You can create some number of threads (does not really matter how many) and make them all block on one completion port until an event (either one you post manually, or an event from a timer or asynchronous I/O, or whatever) arrives. Then the completion port will wake one thread to handle the event, up to the limit that you specified. If you didn't specify anything, it will assume "up to number of CPU cores", which is really nice.
If there are already more threads active than the maximum limit, it will wait until one of them is done and then hand the event to the thread as soon as it goes to wait state. Also, it will always wake threads in a LIFO order, so chances are that caches are still warm.
In other words, completion ports are a no-fuss "poll for events" as well as "fill CPU as much as you can" solution.
You can throw file reads and writes at a completion port, sockets, or anything else that's waitable. And, you can post your own events if you want. Each custom event has at least one integer and one pointer worth of data (if you use the default structure), but you are not really limited to that as the system will happily accept any other structure too.
Also, completion ports are fast, really really fast. Once upon a time, I needed to notify one thread from another. As it happened, that thread already had a completion port for file I/O, but it didn't pump messages. So, I wondered if I should just bite the bullet and use the completion port for simplicity, even though posting a thread message would obviously be much more efficient. I was undecided, so I benchmarked. Surprise, it turned out completion ports were about 3 times faster. So... faster and more flexible, the decision was not hard.
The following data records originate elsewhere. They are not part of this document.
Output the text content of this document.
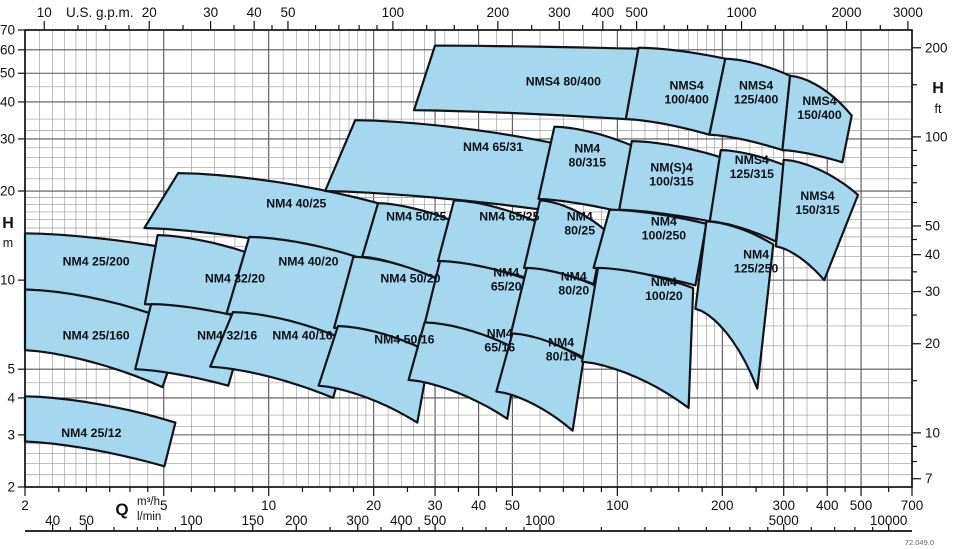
NM4 25/200
NM4 25/160
NM4 25/12
NM4 32/20
NM4 32/16
NM4 40/25
NM4 40/20
NM4 40/16
NM4 50/25
NM4 50/20
NM4 50/16
NM4 65/31
NM4 65/25
NM4 65/20
NM4 65/16
NMS4 80/400
NM4 80/315
NM4 80/25
NM4 80/20
NM4 80/16
NMS4 100/400
NM(S)4 100/315
NM4 100/250
NM4 100/20
NMS4 125/400
NMS4 125/315
NM4 125/250
NMS4 150/400
NMS4 150/315
10	20	30 40 50	100	200	300 400 500	1000	2000 3000
U.S. g.p.m.
70
60
50
40
30
20
10
5
4
3
2
H
m
7
10
20
30
40
50
100
200
H
ft
2	5	10	20	30 40 50	100	200	300 400 500 700
Q m³/h
l/min
40 50	100	150 200	300 400 500	1000	5000	10000
72.049.0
by using IOCP, we can overcome the "one-thread-per-client" problem. It is commonly known that the performance decreases heavily if the software does not run on a true multiprocessor machine. Threads are system resources that are neither unlimited nor cheap.
IOCP provides a way to have a few (I/O worker) threads handle multiple clients' input/output "fairly". The threads are suspended, and don't use the CPU cycles until there is something to do.
Also you can read some information in this nice book http://www.amazon.com/Windows-System-Programming-Johnson-Hart/dp/0321256190
I/O completion ports are provided by the O/S as an asynchronous I/O operation, which means that it occurs in the background (usually in hardware). The system does not waste any resources (e.g. threads) waiting for the I/O to complete. When the I/O is complete, the hardware sends an interrupt to the O/S, which then wakes up the relevant process/thread to handle the result. WRONG: IOCP does NOT require hardware support (see comments below)
Typically a single thread can wait on a large number of I/O completions while taking up very little resources when the I/O has not returned.
Other async models that are not based on I/O completion ports usually employ a thread pool and have threads wait for I/O to complete, thereby using more system resources.
The flip side is that I/O completion ports usually require hardware support, and so they are not generally applicable to all async scenarios.